1.flink 中算子是将一个或多个DataStream转换为新的DataStream,可以将多个转换组合成复杂的数据流拓扑
2.在flink中有多种不同的DataStream类型,他们之间是通过使用各种算子进行的
3.在flink中使用scala语言开发,需要引用import org.apache.flink.streaming.api.scala.StreamExecutionEnvironment
import org.apache.flink.streaming.api.scala._
map可以理解为映射,对每个元素进行一定的变换后,映射为另一个元素
package com.kn.operator
import org.apache.flink.api.common.functions.MapFunction
import org.apache.flink.streaming.api.environment.StreamExecutionEnvironment
import org.apache.flink.api.java.tuple.Tuple1
object MapOperator {
def main(args: Array[String]): Unit = {
//获取环境变量
val env = StreamExecutionEnvironment.getExecutionEnvironment
//准备数据,类型DataStreamSource
val dataStreamSource = env.fromElements(Tuple1.of("flink")
,Tuple1.of("spark")
,Tuple1.of("hadoop"))
.map(new MapFunction[Tuple1[String],String] { //准备map操作,将元素做一定的转换,映射
override def map(value: Tuple1[String]): String = {
return "i like "+ value.f0
}
})
.print()
env.execute("flink map operator")
}
}
运行结果:
2> i like flink
4> i like hadoop
3> i like spark
package com.kn.operator
import org.apache.flink.streaming.api.scala.StreamExecutionEnvironment
import org.apache.flink.streaming.api.scala._
object MapOperator {
def main(args: Array[String]): Unit = {
//获取环境变量
val env = StreamExecutionEnvironment.getExecutionEnvironment
//准备数据,类型DataStreamSource
val dataStreamSource = env.fromElements(Tuple1.apply("flink")
,Tuple1.apply("spark")
,Tuple1.apply("hadoop"))
.map("i like "+_._1)
.print()
env.execute("flink map operator")
}
}
运行结果:
3> i like hadoop
2> i like spark
1> i like flink
flatmap 可以理解为将元素摊平,每个元素可以变为0个、1个、或者多个元素。
package com.kn.operator
import org.apache.flink.api.common.functions.FlatMapFunction
import org.apache.flink.streaming.api.environment.StreamExecutionEnvironment
import org.apache.flink.api.java.tuple.Tuple1
import org.apache.flink.util.Collector
object FlatMapOperator {
def main(args: Array[String]): Unit = {
val env = StreamExecutionEnvironment.getExecutionEnvironment
env.fromElements(Tuple1.of("flink jobmanger taskmanager")

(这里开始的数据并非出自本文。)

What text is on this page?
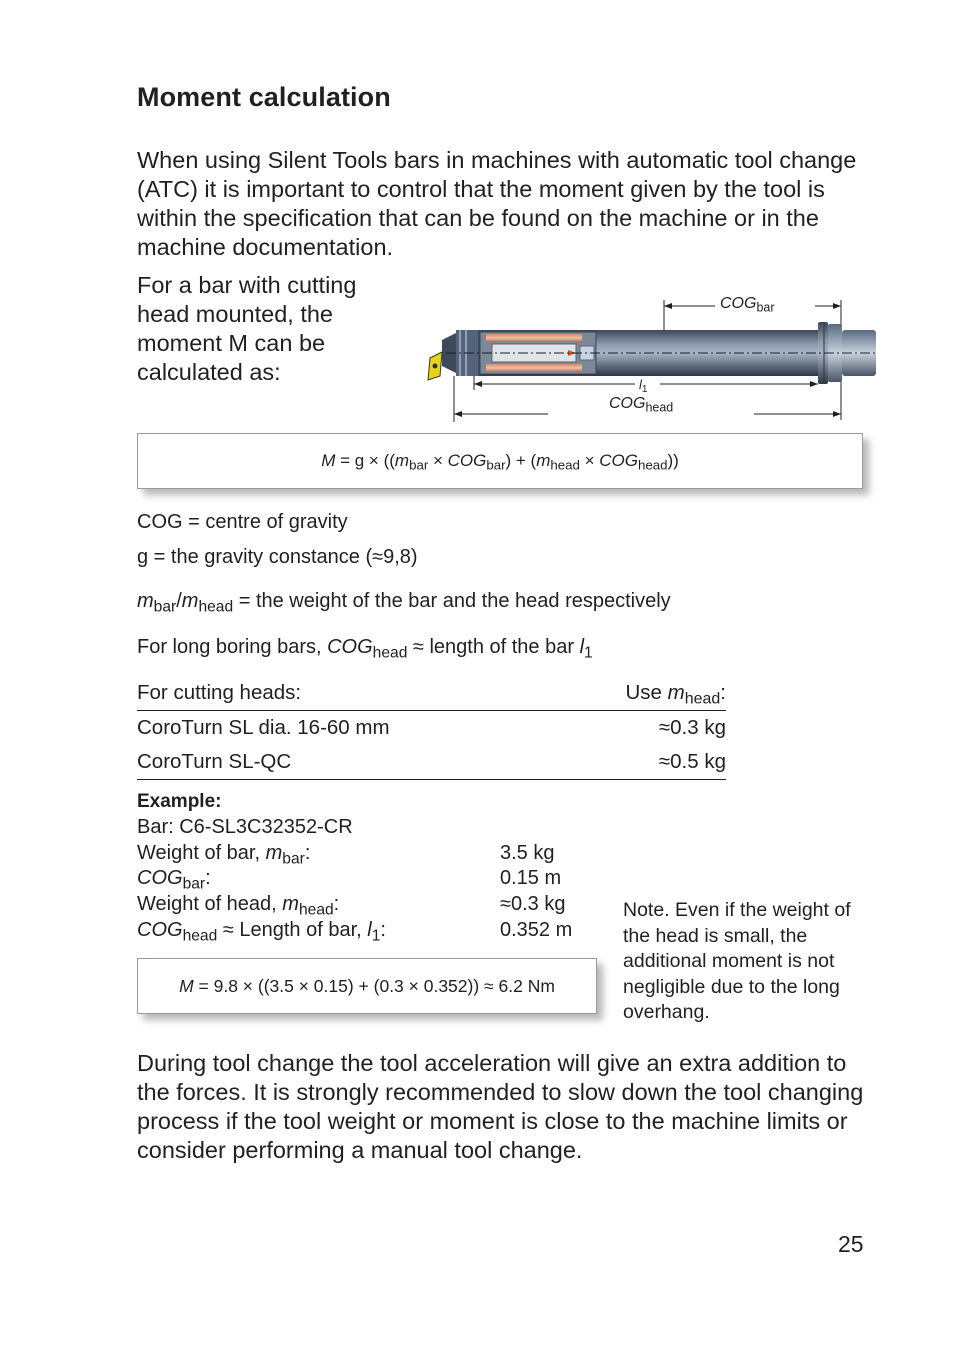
Moment calculation

When using Silent Tools bars in machines with automatic tool change (ATC) it is important to control that the moment given by the tool is within the specification that can be found on the machine or in the machine documentation.

For a bar with cutting head mounted, the moment M can be calculated as:

$COG_{bar}$
$l_1$
$COG_{head}$
$M = g \times ((m_{bar} \times COG_{bar}) + (m_{head} \times COG_{head}))$

COG = centre of gravity

g = the gravity constance (≈9,8)

$m_{bar}/m_{head}$ = the weight of the bar and the head respectively

For long boring bars, $COG_{head}$ ≈ length of the bar $l_1$

For cutting heads:	Use $m_{head}$:
CoroTurn SL dia. 16-60 mm	≈0.3 kg
CoroTurn SL-QC	≈0.5 kg
Example:
Bar: C6-SL3C32352-CR
Weight of bar, $m_{bar}$:	3.5 kg
$COG_{bar}$:	0.15 m
Weight of head, $m_{head}$:	≈0.3 kg
$COG_{head}$ ≈ Length of bar, $l_1$:	0.352 m
M = 9.8 × ((3.5 × 0.15) + (0.3 × 0.352)) ≈ 6.2 Nm

Note. Even if the weight of the head is small, the additional moment is not negligible due to the long overhang.

During tool change the tool acceleration will give an extra addition to the forces. It is strongly recommended to slow down the tool changing process if the tool weight or moment is close to the machine limits or consider performing a manual tool change.

25
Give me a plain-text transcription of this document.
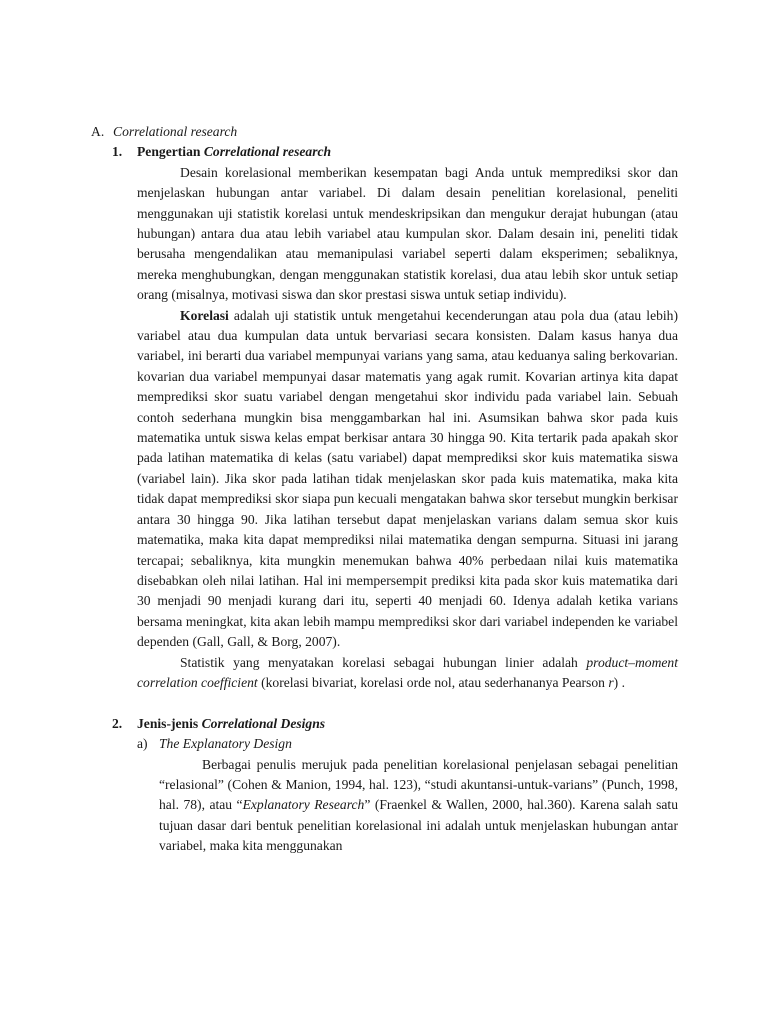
A. Correlational research
1. Pengertian Correlational research

Desain korelasional memberikan kesempatan bagi Anda untuk memprediksi skor dan menjelaskan hubungan antar variabel. Di dalam desain penelitian korelasional, peneliti menggunakan uji statistik korelasi untuk mendeskripsikan dan mengukur derajat hubungan (atau hubungan) antara dua atau lebih variabel atau kumpulan skor. Dalam desain ini, peneliti tidak berusaha mengendalikan atau memanipulasi variabel seperti dalam eksperimen; sebaliknya, mereka menghubungkan, dengan menggunakan statistik korelasi, dua atau lebih skor untuk setiap orang (misalnya, motivasi siswa dan skor prestasi siswa untuk setiap individu).

Korelasi adalah uji statistik untuk mengetahui kecenderungan atau pola dua (atau lebih) variabel atau dua kumpulan data untuk bervariasi secara konsisten. Dalam kasus hanya dua variabel, ini berarti dua variabel mempunyai varians yang sama, atau keduanya saling berkovarian. kovarian dua variabel mempunyai dasar matematis yang agak rumit. Kovarian artinya kita dapat memprediksi skor suatu variabel dengan mengetahui skor individu pada variabel lain. Sebuah contoh sederhana mungkin bisa menggambarkan hal ini. Asumsikan bahwa skor pada kuis matematika untuk siswa kelas empat berkisar antara 30 hingga 90. Kita tertarik pada apakah skor pada latihan matematika di kelas (satu variabel) dapat memprediksi skor kuis matematika siswa (variabel lain). Jika skor pada latihan tidak menjelaskan skor pada kuis matematika, maka kita tidak dapat memprediksi skor siapa pun kecuali mengatakan bahwa skor tersebut mungkin berkisar antara 30 hingga 90. Jika latihan tersebut dapat menjelaskan varians dalam semua skor kuis matematika, maka kita dapat memprediksi nilai matematika dengan sempurna. Situasi ini jarang tercapai; sebaliknya, kita mungkin menemukan bahwa 40% perbedaan nilai kuis matematika disebabkan oleh nilai latihan. Hal ini mempersempit prediksi kita pada skor kuis matematika dari 30 menjadi 90 menjadi kurang dari itu, seperti 40 menjadi 60. Idenya adalah ketika varians bersama meningkat, kita akan lebih mampu memprediksi skor dari variabel independen ke variabel dependen (Gall, Gall, & Borg, 2007).

Statistik yang menyatakan korelasi sebagai hubungan linier adalah product–moment correlation coefficient (korelasi bivariat, korelasi orde nol, atau sederhananya Pearson r) .

2. Jenis-jenis Correlational Designs
a) The Explanatory Design

Berbagai penulis merujuk pada penelitian korelasional penjelasan sebagai penelitian “relasional” (Cohen & Manion, 1994, hal. 123), “studi akuntansi-untuk-varians” (Punch, 1998, hal. 78), atau “Explanatory Research” (Fraenkel & Wallen, 2000, hal.360). Karena salah satu tujuan dasar dari bentuk penelitian korelasional ini adalah untuk menjelaskan hubungan antar variabel, maka kita menggunakan
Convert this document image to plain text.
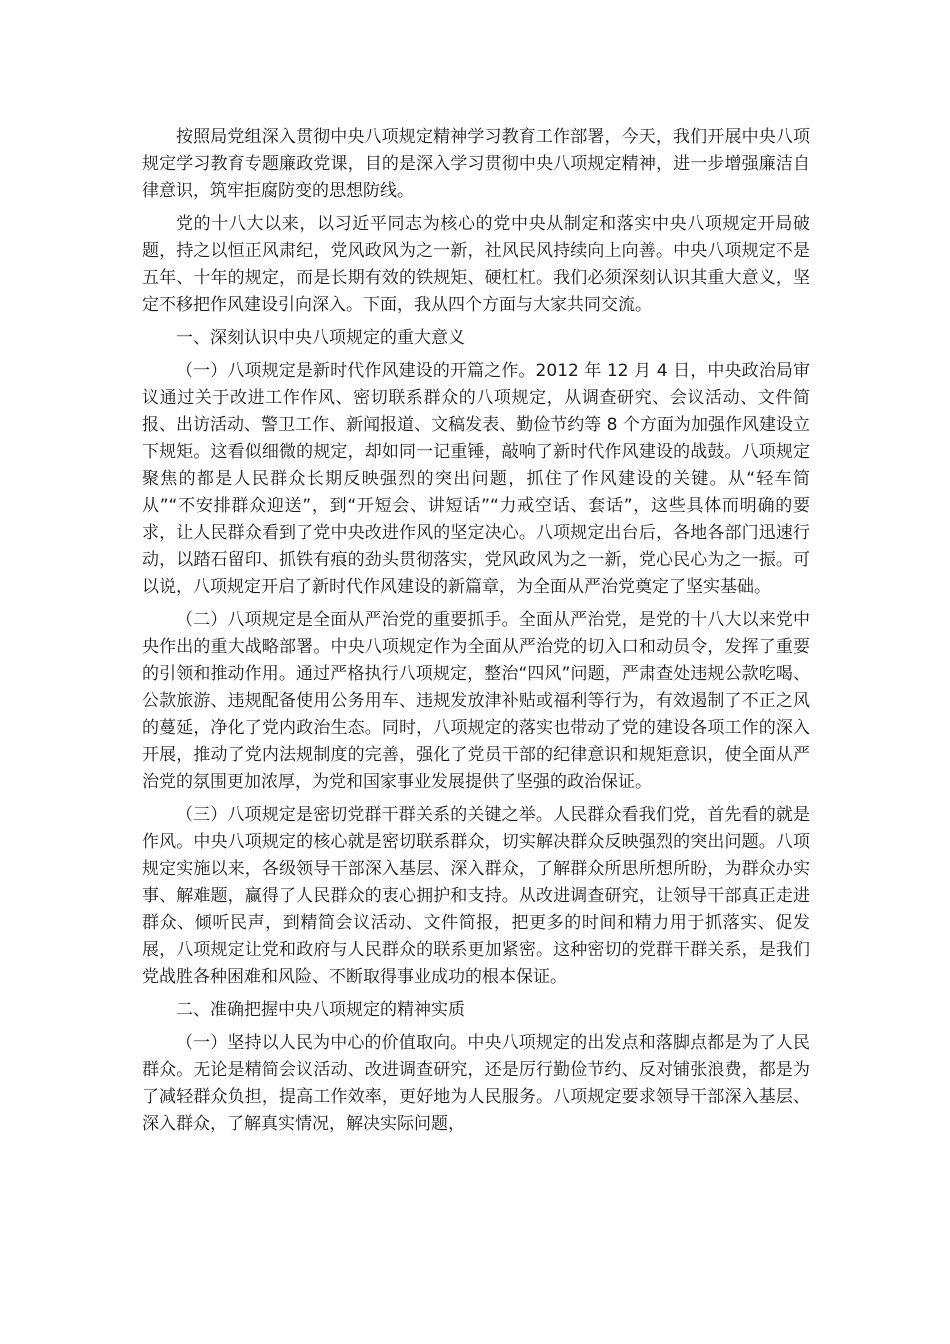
按照局党组深入贯彻中央八项规定精神学习教育工作部署，今天，我们开展中央八项规定学习教育专题廉政党课，目的是深入学习贯彻中央八项规定精神，进一步增强廉洁自律意识，筑牢拒腐防变的思想防线。

党的十八大以来，以习近平同志为核心的党中央从制定和落实中央八项规定开局破题，持之以恒正风肃纪，党风政风为之一新，社风民风持续向上向善。中央八项规定不是五年、十年的规定，而是长期有效的铁规矩、硬杠杠。我们必须深刻认识其重大意义，坚定不移把作风建设引向深入。下面，我从四个方面与大家共同交流。

一、深刻认识中央八项规定的重大意义

（一）八项规定是新时代作风建设的开篇之作。2012 年 12 月 4 日，中央政治局审议通过关于改进工作作风、密切联系群众的八项规定，从调查研究、会议活动、文件简报、出访活动、警卫工作、新闻报道、文稿发表、勤俭节约等 8 个方面为加强作风建设立下规矩。这看似细微的规定，却如同一记重锤，敲响了新时代作风建设的战鼓。八项规定聚焦的都是人民群众长期反映强烈的突出问题，抓住了作风建设的关键。从“轻车简从”“不安排群众迎送”，到“开短会、讲短话”“力戒空话、套话”，这些具体而明确的要求，让人民群众看到了党中央改进作风的坚定决心。八项规定出台后，各地各部门迅速行动，以踏石留印、抓铁有痕的劲头贯彻落实，党风政风为之一新，党心民心为之一振。可以说，八项规定开启了新时代作风建设的新篇章，为全面从严治党奠定了坚实基础。

（二）八项规定是全面从严治党的重要抓手。全面从严治党，是党的十八大以来党中央作出的重大战略部署。中央八项规定作为全面从严治党的切入口和动员令，发挥了重要的引领和推动作用。通过严格执行八项规定，整治“四风”问题，严肃查处违规公款吃喝、公款旅游、违规配备使用公务用车、违规发放津补贴或福利等行为，有效遏制了不正之风的蔓延，净化了党内政治生态。同时，八项规定的落实也带动了党的建设各项工作的深入开展，推动了党内法规制度的完善，强化了党员干部的纪律意识和规矩意识，使全面从严治党的氛围更加浓厚，为党和国家事业发展提供了坚强的政治保证。

（三）八项规定是密切党群干群关系的关键之举。人民群众看我们党，首先看的就是作风。中央八项规定的核心就是密切联系群众，切实解决群众反映强烈的突出问题。八项规定实施以来，各级领导干部深入基层、深入群众，了解群众所思所想所盼，为群众办实事、解难题，赢得了人民群众的衷心拥护和支持。从改进调查研究，让领导干部真正走进群众、倾听民声，到精简会议活动、文件简报，把更多的时间和精力用于抓落实、促发展，八项规定让党和政府与人民群众的联系更加紧密。这种密切的党群干群关系，是我们党战胜各种困难和风险、不断取得事业成功的根本保证。

二、准确把握中央八项规定的精神实质

（一）坚持以人民为中心的价值取向。中央八项规定的出发点和落脚点都是为了人民群众。无论是精简会议活动、改进调查研究，还是厉行勤俭节约、反对铺张浪费，都是为了减轻群众负担，提高工作效率，更好地为人民服务。八项规定要求领导干部深入基层、深入群众，了解真实情况，解决实际问题，
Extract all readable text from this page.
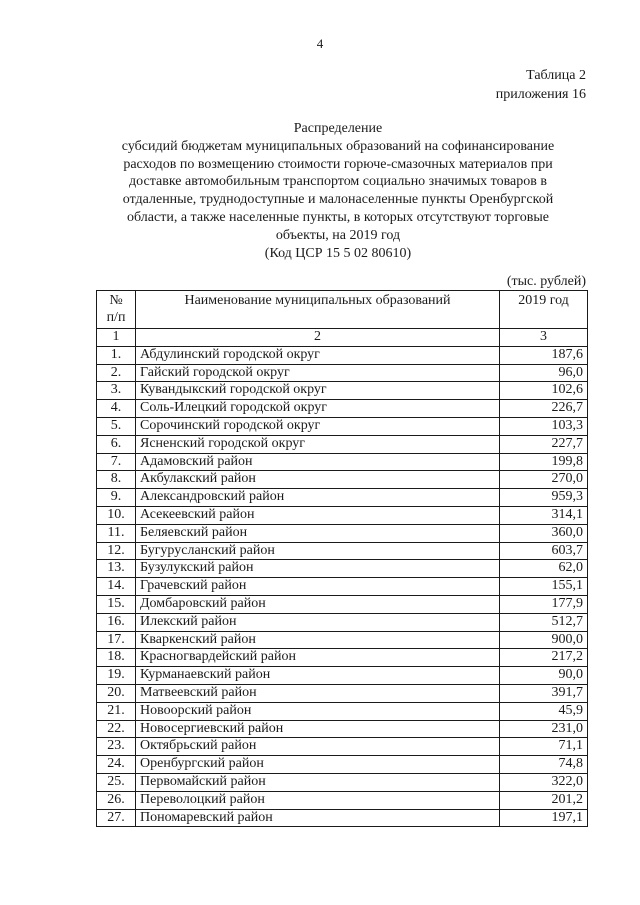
4
Таблица 2
приложения 16
Распределение
субсидий бюджетам муниципальных образований на софинансирование
расходов по возмещению стоимости горюче-смазочных материалов при
доставке автомобильным транспортом социально значимых товаров в
отдаленные, труднодоступные и малонаселенные пункты Оренбургской
области, а также населенные пункты, в которых отсутствуют торговые
объекты, на 2019 год
(Код ЦСР 15 5 02 80610)
(тыс. рублей)
№
п/п	Наименование муниципальных образований	2019 год
1	2	3
1.	Абдулинский городской округ	187,6
2.	Гайский городской округ	96,0
3.	Кувандыкский городской округ	102,6
4.	Соль-Илецкий городской округ	226,7
5.	Сорочинский городской округ	103,3
6.	Ясненский городской округ	227,7
7.	Адамовский район	199,8
8.	Акбулакский район	270,0
9.	Александровский район	959,3
10.	Асекеевский район	314,1
11.	Беляевский район	360,0
12.	Бугурусланский район	603,7
13.	Бузулукский район	62,0
14.	Грачевский район	155,1
15.	Домбаровский район	177,9
16.	Илекский район	512,7
17.	Кваркенский район	900,0
18.	Красногвардейский район	217,2
19.	Курманаевский район	90,0
20.	Матвеевский район	391,7
21.	Новоорский район	45,9
22.	Новосергиевский район	231,0
23.	Октябрьский район	71,1
24.	Оренбургский район	74,8
25.	Первомайский район	322,0
26.	Переволоцкий район	201,2
27.	Пономаревский район	197,1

,Tuple1.of("spark streaming")
,Tuple1.of("hadoop hdfs"))
//注意这里的FlatMapFuncation函数,第一个参数为input类型,第二个参数为output类型
.flatMap(new FlatMapFunction[Tuple1[String],Tuple1[String]](){
override def flatMap(value: Tuple1[String], out: Collector[Tuple1[String]]): Unit = {
for(s:String <- value.f0.split(" ")){
out.collect(Tuple1.of(s))
}
}
})
.print()
env.execute("flink flatmap operator")
}
}
运行结果:
4> (spark)
3> (flink)
1> (hadoop)
3> (jobmanger)
4> (streaming)
3> (taskmanager)
1> (hdfs)
package com.kn.operator
import org.apache.flink.streaming.api.scala.StreamExecutionEnvironment
import org.apache.flink.streaming.api.scala._
import org.apache.flink.util.Collector
object FlatMapOperator {
def main(args: Array[String]): Unit = {
val env = StreamExecutionEnvironment.getExecutionEnvironment
env.fromElements(Tuple1.apply("flink jobmanger taskmanager")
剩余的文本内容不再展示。